Nel 2015, il Belgio era in cima alla classifica FIFA e vi è rimasto per quattro anni sotto la guida di Roberto Martinez, superando giganti del calcio come Brasile e FranciaNonostante una forma costante e una squadra piena di stelle che militavano in club europei d'élite, il Belgio non ha mai trasformato il suo potenziale in un successo. Il suo momento clou è arrivato ai Mondiali del 2018, dove ha eliminato il Brasile prima di perdere in semifinale contro i futuri campioni della Francia.

In altre campagne, non hanno raggiunto i quarti di finale – due volte agli Europei – e sono stati eliminati nella fase a gironi del Mondiale 2022. Le conseguenze hanno incluso le dimissioni di Martinez, presunte tensioni tra i giocatori e l'uscita di veterani chiave. L'ex centrocampista Radja Nainggolan ha riflettuto sulla mancanza di unità, descrivendo una squadra troppo concentrata sulle eccellenze individuali.

Una nuova ondata inizia a formarsi

Nonostante l'invecchiamento dei giocatori chiave e il ritiro di altri, il Belgio ha prodotto una solida qualificazione a Euro 2024 sotto la guida del nuovo allenatore Domenico Tedesco. La stagione ha visto un cambio di strategia e prestazioni eccezionali da parte di nomi emergenti come Jeremy DocTuttavia, il Belgio è uscito dal torneo agli ottavi di finale dopo una sconfitta di misura contro la Francia, e le loro prestazioni nella fase a gironi, in particolare un pareggio frustrante con Ucraina – ha suscitato proteste e critiche da parte dei tifosi.
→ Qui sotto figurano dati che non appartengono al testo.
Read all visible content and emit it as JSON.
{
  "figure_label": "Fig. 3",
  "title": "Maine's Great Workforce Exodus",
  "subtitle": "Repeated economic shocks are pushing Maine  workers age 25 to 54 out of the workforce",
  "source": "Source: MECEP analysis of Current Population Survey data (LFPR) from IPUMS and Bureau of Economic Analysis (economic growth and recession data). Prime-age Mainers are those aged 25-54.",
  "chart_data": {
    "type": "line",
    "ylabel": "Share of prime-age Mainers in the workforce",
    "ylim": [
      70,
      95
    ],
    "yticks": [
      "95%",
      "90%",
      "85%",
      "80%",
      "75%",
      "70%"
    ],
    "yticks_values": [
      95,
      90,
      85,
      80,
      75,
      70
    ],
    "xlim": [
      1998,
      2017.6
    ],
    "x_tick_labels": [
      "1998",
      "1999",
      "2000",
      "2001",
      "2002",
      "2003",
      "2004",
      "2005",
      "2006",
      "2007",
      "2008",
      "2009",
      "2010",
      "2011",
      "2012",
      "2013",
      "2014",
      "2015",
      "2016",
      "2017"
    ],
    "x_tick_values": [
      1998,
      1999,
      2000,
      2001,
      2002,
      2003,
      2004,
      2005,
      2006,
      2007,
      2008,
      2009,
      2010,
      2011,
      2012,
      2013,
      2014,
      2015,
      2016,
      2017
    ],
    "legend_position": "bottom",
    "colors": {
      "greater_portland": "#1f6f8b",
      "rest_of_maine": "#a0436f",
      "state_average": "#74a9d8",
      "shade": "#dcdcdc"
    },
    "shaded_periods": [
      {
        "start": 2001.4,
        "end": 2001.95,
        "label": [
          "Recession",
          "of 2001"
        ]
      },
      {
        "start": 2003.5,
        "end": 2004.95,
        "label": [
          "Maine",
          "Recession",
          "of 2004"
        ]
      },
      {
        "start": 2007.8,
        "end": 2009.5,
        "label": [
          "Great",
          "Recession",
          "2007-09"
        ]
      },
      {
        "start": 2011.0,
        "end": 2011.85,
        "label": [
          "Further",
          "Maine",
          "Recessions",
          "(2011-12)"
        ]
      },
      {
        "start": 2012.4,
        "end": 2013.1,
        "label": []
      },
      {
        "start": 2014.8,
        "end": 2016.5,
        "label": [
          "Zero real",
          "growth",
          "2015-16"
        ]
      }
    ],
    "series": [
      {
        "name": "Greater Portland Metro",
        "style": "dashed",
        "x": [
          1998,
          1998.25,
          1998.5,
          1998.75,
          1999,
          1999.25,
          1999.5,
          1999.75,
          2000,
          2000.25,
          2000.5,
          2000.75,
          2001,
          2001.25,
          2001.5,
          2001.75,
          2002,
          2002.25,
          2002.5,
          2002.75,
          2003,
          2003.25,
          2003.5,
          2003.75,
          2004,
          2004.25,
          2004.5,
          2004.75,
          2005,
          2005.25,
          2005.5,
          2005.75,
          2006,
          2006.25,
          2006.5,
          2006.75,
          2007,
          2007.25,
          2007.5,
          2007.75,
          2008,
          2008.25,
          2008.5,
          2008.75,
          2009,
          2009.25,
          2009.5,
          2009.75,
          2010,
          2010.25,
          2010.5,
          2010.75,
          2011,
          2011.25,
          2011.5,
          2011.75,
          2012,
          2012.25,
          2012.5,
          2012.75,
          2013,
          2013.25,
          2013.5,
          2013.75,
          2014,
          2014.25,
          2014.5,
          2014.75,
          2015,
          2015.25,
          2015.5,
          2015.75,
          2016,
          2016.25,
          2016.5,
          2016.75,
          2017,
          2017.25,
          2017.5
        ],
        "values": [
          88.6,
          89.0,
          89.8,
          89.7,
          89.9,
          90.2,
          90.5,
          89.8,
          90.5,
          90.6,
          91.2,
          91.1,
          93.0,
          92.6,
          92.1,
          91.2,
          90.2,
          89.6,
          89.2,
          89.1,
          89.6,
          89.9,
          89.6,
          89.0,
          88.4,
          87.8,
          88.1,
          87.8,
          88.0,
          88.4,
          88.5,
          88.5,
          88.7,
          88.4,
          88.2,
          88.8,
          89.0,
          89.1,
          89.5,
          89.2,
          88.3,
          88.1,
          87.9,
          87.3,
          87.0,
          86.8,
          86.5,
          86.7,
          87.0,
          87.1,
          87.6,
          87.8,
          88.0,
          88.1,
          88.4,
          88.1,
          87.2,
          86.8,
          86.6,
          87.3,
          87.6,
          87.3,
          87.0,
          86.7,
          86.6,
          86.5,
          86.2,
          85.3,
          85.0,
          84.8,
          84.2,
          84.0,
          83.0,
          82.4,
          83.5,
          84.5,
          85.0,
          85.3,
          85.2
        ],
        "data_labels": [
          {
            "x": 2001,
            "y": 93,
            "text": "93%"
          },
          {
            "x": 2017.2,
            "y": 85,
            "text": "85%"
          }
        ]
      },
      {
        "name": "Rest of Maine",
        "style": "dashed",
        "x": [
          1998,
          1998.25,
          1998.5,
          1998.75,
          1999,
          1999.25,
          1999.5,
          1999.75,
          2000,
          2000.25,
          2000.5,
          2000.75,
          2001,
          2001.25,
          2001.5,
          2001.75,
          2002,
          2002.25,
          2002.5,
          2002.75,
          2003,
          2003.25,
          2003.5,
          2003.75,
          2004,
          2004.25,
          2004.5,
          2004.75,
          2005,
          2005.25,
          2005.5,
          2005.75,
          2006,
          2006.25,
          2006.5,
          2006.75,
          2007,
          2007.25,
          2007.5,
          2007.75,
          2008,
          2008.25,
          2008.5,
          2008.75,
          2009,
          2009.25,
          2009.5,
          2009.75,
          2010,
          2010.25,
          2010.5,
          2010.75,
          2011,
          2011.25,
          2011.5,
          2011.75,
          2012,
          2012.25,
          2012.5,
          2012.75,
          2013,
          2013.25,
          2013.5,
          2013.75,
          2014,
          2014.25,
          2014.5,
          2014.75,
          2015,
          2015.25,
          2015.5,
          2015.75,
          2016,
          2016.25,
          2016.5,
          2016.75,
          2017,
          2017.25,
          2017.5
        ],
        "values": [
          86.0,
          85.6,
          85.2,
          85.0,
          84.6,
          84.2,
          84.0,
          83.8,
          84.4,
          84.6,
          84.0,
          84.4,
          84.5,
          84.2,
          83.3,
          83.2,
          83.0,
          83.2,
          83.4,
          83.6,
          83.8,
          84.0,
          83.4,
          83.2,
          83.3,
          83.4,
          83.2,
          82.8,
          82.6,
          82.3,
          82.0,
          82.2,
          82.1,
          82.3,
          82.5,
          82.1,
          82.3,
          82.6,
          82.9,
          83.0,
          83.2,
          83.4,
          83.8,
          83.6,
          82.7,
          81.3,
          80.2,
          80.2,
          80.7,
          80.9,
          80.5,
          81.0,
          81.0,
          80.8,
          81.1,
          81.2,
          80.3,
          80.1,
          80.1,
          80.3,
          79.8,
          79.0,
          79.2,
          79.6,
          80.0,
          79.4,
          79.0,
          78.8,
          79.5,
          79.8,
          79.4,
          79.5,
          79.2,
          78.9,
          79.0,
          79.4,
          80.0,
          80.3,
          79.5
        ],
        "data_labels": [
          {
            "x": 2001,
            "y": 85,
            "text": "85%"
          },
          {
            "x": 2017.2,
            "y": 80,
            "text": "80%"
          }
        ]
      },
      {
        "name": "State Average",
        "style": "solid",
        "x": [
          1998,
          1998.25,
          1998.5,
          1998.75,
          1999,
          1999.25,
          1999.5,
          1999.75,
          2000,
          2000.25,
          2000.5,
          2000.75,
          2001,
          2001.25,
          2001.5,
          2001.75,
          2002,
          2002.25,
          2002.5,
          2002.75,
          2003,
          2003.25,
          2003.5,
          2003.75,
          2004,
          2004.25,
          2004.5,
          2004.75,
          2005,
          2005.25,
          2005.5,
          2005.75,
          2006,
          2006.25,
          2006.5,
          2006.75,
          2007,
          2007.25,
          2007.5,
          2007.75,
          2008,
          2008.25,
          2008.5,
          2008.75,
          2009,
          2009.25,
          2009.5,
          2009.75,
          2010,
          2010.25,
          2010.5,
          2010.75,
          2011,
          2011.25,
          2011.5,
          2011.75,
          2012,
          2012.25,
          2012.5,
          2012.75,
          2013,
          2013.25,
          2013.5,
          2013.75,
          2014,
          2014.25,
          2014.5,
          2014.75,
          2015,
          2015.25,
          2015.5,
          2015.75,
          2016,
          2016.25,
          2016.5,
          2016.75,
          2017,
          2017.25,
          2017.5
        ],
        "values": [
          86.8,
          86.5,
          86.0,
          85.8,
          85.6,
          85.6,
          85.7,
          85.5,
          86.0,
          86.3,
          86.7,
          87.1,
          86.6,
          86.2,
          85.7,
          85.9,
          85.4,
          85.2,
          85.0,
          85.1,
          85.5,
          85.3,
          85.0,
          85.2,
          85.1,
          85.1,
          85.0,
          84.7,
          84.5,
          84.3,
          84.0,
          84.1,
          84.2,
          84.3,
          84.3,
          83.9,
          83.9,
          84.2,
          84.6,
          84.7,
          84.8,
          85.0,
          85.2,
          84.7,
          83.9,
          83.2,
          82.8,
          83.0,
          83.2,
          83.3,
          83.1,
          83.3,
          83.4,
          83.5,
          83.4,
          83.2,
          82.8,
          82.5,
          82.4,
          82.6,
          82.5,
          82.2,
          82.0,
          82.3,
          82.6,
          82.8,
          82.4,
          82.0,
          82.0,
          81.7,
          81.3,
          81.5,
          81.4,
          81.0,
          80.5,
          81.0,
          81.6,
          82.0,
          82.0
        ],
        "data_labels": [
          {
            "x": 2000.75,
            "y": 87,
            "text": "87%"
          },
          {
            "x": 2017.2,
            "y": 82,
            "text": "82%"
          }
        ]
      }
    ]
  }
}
La partenza di Tedesco a gennaio ha aperto le porte a Rudi Garcia, il cui arrivo ha portato nuova energia. Ha guidato il Belgio in una grintosa rimonta contro l'Ucraina nei play-off della Nations League e ha accolto nuovamente Courtois. Lukaku è tornato dopo una stagione di successo in nazionale con Napoli, mentre De Bruyne, pur essendo ormai prossimo alla fine della sua carriera internazionale, continua a essere influente.

Giovani talenti come Amadou Onana, Zenone Debast, e Doku ora costituiscono il nucleo della nuova squadra. Gli analisti ritengono che, come i loro predecessori, questi giocatori necessiteranno di tempo ed esperienza nei tornei prima di raggiungere il loro pieno potenziale. Il difensore dell'Ajax Jorthy Mokio, ex Chelsea terzino Diego Moreirae altri simili Alexis Saelemaeker e romeo lavia vengono anch'essi attentamente monitorati.

Nonostante lo scetticismo sulla leadership di Garcia e le preoccupazioni sulla stabilità difensiva, il Belgio è ancora promettente. Galles preparatevi a uno scontro cruciale a Bruxelles, l'eredità della generazione d'oro persiste, ma un nuovo capitolo potrebbe già essere iniziato.